Как подчеркнуть курсивом слова шутку?
Как расцветить волненьем тона боль?
И, как суфлер, запрятавшийся в будку,
Дубовым голосом бубнишь чужую роль.
А лишь вчера, когда вот эти строки
Качались в беззаботной голове,
Когда у Музы разгорались щеки,
А за окном плыл голубь в синеве,
Скорей, скорей… Еще четыре строчки.
Зал потонул в сверкающем чаду.
И полной грудью дух переведу!
Примечание
Илл. Россия. 1925, № 15. С. 4.
По воспоминаниям жены Саши Черного, чтением именно этого стихотворения поэт открыл свой литературный вечер, состоявшийся в декабре 1924 года в студии художника Ф. А. Малявина.

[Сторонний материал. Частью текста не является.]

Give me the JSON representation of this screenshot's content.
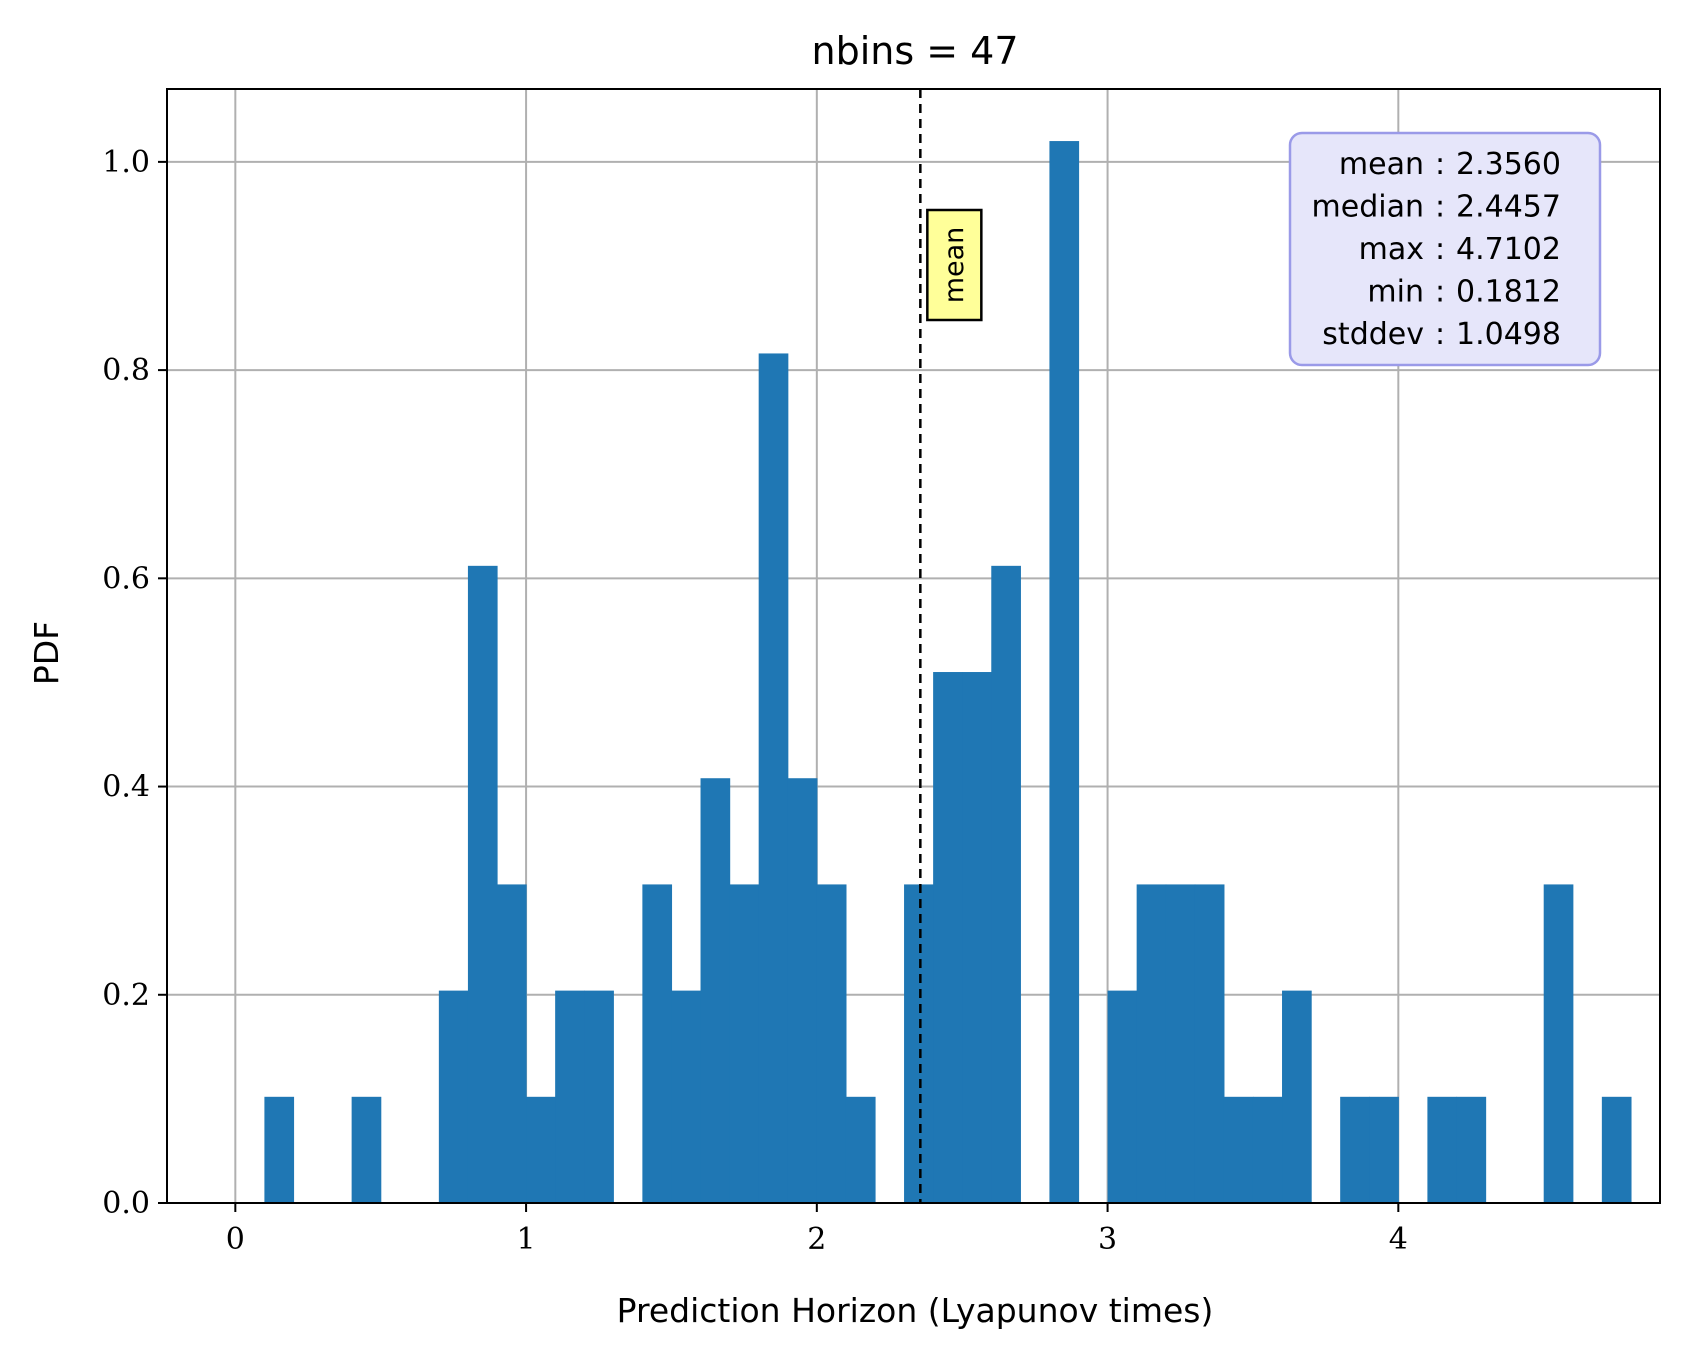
{
  "chart_data": {
    "type": "bar",
    "subtype": "histogram",
    "title": "nbins = 47",
    "xlabel": "Prediction Horizon (Lyapunov times)",
    "ylabel": "PDF",
    "xlim": [
      -0.235,
      4.9
    ],
    "ylim": [
      0,
      1.07
    ],
    "xticks": [
      0,
      1,
      2,
      3,
      4
    ],
    "xtick_labels": [
      "0",
      "1",
      "2",
      "3",
      "4"
    ],
    "yticks": [
      0.0,
      0.2,
      0.4,
      0.6,
      0.8,
      1.0
    ],
    "ytick_labels": [
      "0.0",
      "0.2",
      "0.4",
      "0.6",
      "0.8",
      "1.0"
    ],
    "grid": true,
    "bar_color": "#1f77b4",
    "bins": {
      "start": 0.1,
      "width": 0.1,
      "values": [
        0.102,
        0,
        0,
        0.102,
        0,
        0,
        0.204,
        0.612,
        0.306,
        0.102,
        0.204,
        0.204,
        0,
        0.306,
        0.204,
        0.408,
        0.306,
        0.816,
        0.408,
        0.306,
        0.102,
        0,
        0.306,
        0.51,
        0.51,
        0.612,
        0,
        1.02,
        0,
        0.204,
        0.306,
        0.306,
        0.306,
        0.102,
        0.102,
        0.204,
        0,
        0.102,
        0.102,
        0,
        0.102,
        0.102,
        0,
        0,
        0.306,
        0,
        0.102
      ]
    },
    "mean_line": {
      "x": 2.356,
      "style": "dashed",
      "color": "#000000",
      "label": "mean",
      "label_bg": "#ffff99"
    },
    "stats_box": {
      "bg": "#e6e6fa",
      "border": "#9a9ae8",
      "rows": [
        {
          "name": "mean",
          "value": "2.3560"
        },
        {
          "name": "median",
          "value": "2.4457"
        },
        {
          "name": "max",
          "value": "4.7102"
        },
        {
          "name": "min",
          "value": "0.1812"
        },
        {
          "name": "stddev",
          "value": "1.0498"
        }
      ]
    }
  }
}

Это было по сути первое публичное выступление Саши Черного, и поэтому успех, который имело это стихотворение, явилось как бы залогом дальнейшего активного участия поэта во всевозможных культурно-общественных мероприятиях «русского Парижа». ( Из мемуаров // Российский литературоведческий журнал. М., 1993. № 2. С. 245.)